Why do New Year resolutions fail?

Accessing ancient oriental wisdom for practical modern living



By Anjaan

Published: Thu 6 Jan 2022, 6:31 PM

Last updated: Thu 6 Jan 2022, 6:32 PM

Everyone’s favourite question at this time of the year is “What’s your new year resolution?” It’s the time when we go through a tremendous shift in mindsets. We think about everything we went through in the previous year and parts of our lives that we want to change. We also make resolutions in the spirit of celebration, with no real thought into what it takes to achieve them.

What is a resolution?

It is a tradition, in which you resolve to continue practices that help you grow and change undesired traits that no longer serve you.

Though resolutions can be useful to identify what you are unhappy with, it’s important to think more deeply about the real reasons you are feeling unfulfilled.

Why do resolutions fail?

Reason #1

Many New Year’s resolutions fail because you cannot control the future. Every resolution you make is a decision to change something in your future. A resolution becomes an imprisonment of your future. It becomes a trap. It’s a boundary you set for yourself looking at yourself as a limited being.

You want to decide today how your tomorrow should be and that’s not always going to work out. Why don’t you practise living spontaneously instead?

Reason #2

They fail is because you make them merely looking for a new experience, and haven’t truly committed to real change. Growth doesn’t happen by just doing something once or twice. Transforming your life needs deep self-reflection, overcoming limiting beliefs and training new habits. So why don’t you form realistic goals instead?

Reason #3

It will fail if your resolution isn’t about you! We have the tendency to make resolutions that don’t reflect what we actually want. This is mainly with dieting and exercise trends but can apply to career-related goals — affected by what other people expect of you. So instead of being influenced by family, friends and society, why don’t you look within and set goals that are unique to you?

The psychology of habit-change

According to the transtheoretical model of change, there are five basic stages before creating a change in your life (like starting a new diet or giving up a bad habit)

1. Precontemplation: You deny having a problem, but other people are concerned.

2. Contemplation: You think about the pros and cons of change.

3. Preparation: You take steps to get ready to make changes.

4. Action: You change your behaviour.

5. Maintenance: You figure out how to stick to your change over the long-term.

Resolutions don’t usually work as there are very less chances that you’re going to be ready for the action stage (Stage 4) at exactly the same time the calendar rolls over to a new year.

The Yogic practice of Sankalpa

Sankalpa is the practice of conscious intention-setting, rather than a resolution. There is less pressure to meet your expectations. Sankalpa takes the approach of intentional change rather than focusing on what you are doing wrong.

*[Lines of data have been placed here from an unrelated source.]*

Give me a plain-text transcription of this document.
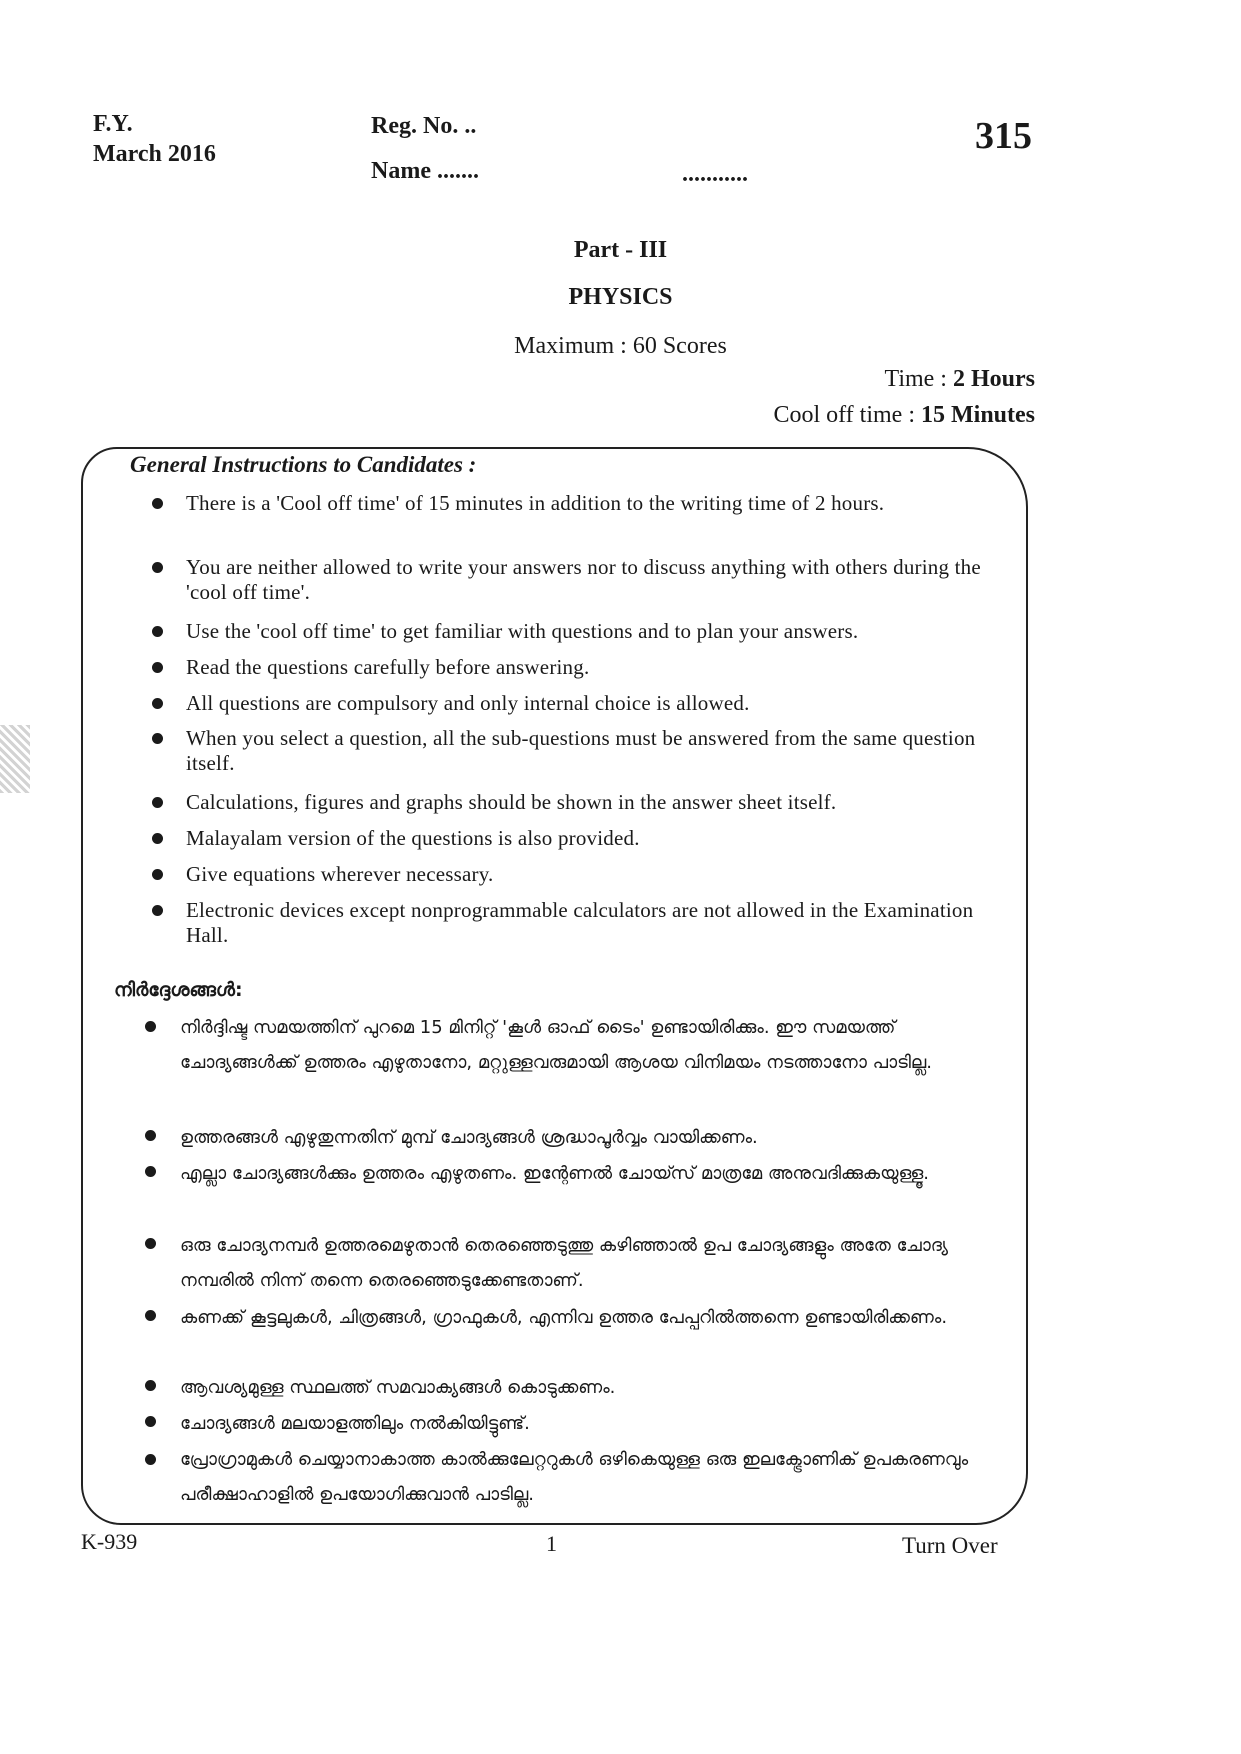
F.Y.
March 2016
Reg. No. ..
Name .......	...........
315
Part - III
PHYSICS
Maximum : 60 Scores
Time : 2 Hours
Cool off time : 15 Minutes
General Instructions to Candidates :
There is a 'Cool off time' of 15 minutes in addition to the writing time of 2 hours.
You are neither allowed to write your answers nor to discuss anything with others during the 'cool off time'.
Use the 'cool off time' to get familiar with questions and to plan your answers.
Read the questions carefully before answering.
All questions are compulsory and only internal choice is allowed.
When you select a question, all the sub-questions must be answered from the same question itself.
Calculations, figures and graphs should be shown in the answer sheet itself.
Malayalam version of the questions is also provided.
Give equations wherever necessary.
Electronic devices except nonprogrammable calculators are not allowed in the Examination Hall.
നിർദ്ദേശങ്ങൾ:
നിർദ്ദിഷ്ട സമയത്തിന് പുറമെ 15 മിനിറ്റ് 'കൂൾ ഓഫ് ടൈം' ഉണ്ടായിരിക്കും. ഈ സമയത്ത് ചോദ്യങ്ങൾക്ക് ഉത്തരം എഴുതാനോ, മറ്റുള്ളവരുമായി ആശയ വിനിമയം നടത്താനോ പാടില്ല.
ഉത്തരങ്ങൾ എഴുതുന്നതിന് മുമ്പ് ചോദ്യങ്ങൾ ശ്രദ്ധാപൂർവ്വം വായിക്കണം.
എല്ലാ ചോദ്യങ്ങൾക്കും ഉത്തരം എഴുതണം. ഇന്റേണൽ ചോയ്സ് മാത്രമേ അനുവദിക്കുകയുള്ളൂ.
ഒരു ചോദ്യനമ്പർ ഉത്തരമെഴുതാൻ തെരഞ്ഞെടുത്തു കഴിഞ്ഞാൽ ഉപ ചോദ്യങ്ങളും അതേ ചോദ്യ നമ്പരിൽ നിന്ന് തന്നെ തെരഞ്ഞെടുക്കേണ്ടതാണ്.
കണക്ക് കൂട്ടലുകൾ, ചിത്രങ്ങൾ, ഗ്രാഫുകൾ, എന്നിവ ഉത്തര പേപ്പറിൽത്തന്നെ ഉണ്ടായിരിക്കണം.
ആവശ്യമുള്ള സ്ഥലത്ത് സമവാക്യങ്ങൾ കൊടുക്കണം.
ചോദ്യങ്ങൾ മലയാളത്തിലും നൽകിയിട്ടുണ്ട്.
പ്രോഗ്രാമുകൾ ചെയ്യാനാകാത്ത കാൽക്കുലേറ്ററുകൾ ഒഴികെയുള്ള ഒരു ഇലക്ട്രോണിക് ഉപകരണവും പരീക്ഷാഹാളിൽ ഉപയോഗിക്കുവാൻ പാടില്ല.
K-939	1	Turn Over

From the Sanskrit roots San, meaning “from the heart”, and Kalpa from “Kaala” meaning time, Sankalpa is an intention you set with your heart which comes through with the passage of time. This Yogic philosophy refers to a solemn vow or an intention and arises from deep self-introspection. It will be from a space of service and adding value to yourself and humanity.

Sankalpa vs. resolutions

A resolution usually is a decision to (not) do a specific behaviour, like eating junk food. Sankalpa helps you plan mini goals or a series of calculated steps to achieve results. For example, having a healthy diet could be a Sankalpa and the action steps would be to start preparing your meal plans in advance.

A heartfelt Sankalpa is the key to long-term growth. Set small goals and make dedicated action plan that has purpose, passion, vision and intention behind it.

What is your intention?

It’s easy to say you’d like a fitter body or a deeper love with your partner, but what are you really committed to doing, to make that a reality?

• Are you joining a gym to fit into the social construct “good looking”, or will you actually wake up every day motivated to work out?

• Will you just want to go on more date nights, or do you truly want to create a deeper, meaningful bond?

You don’t need resolutions

Set your Sankalpas right and you won’t need a resolution to motivate you. If your desire is fuelled by intention and followed by the right actions, you will achieve results. Real desire will make you move and motivate you for action. You don’t need an external motivation like a resolution.

I wish you strong Sankalpa for 2022. May you have abundance of everything you desire.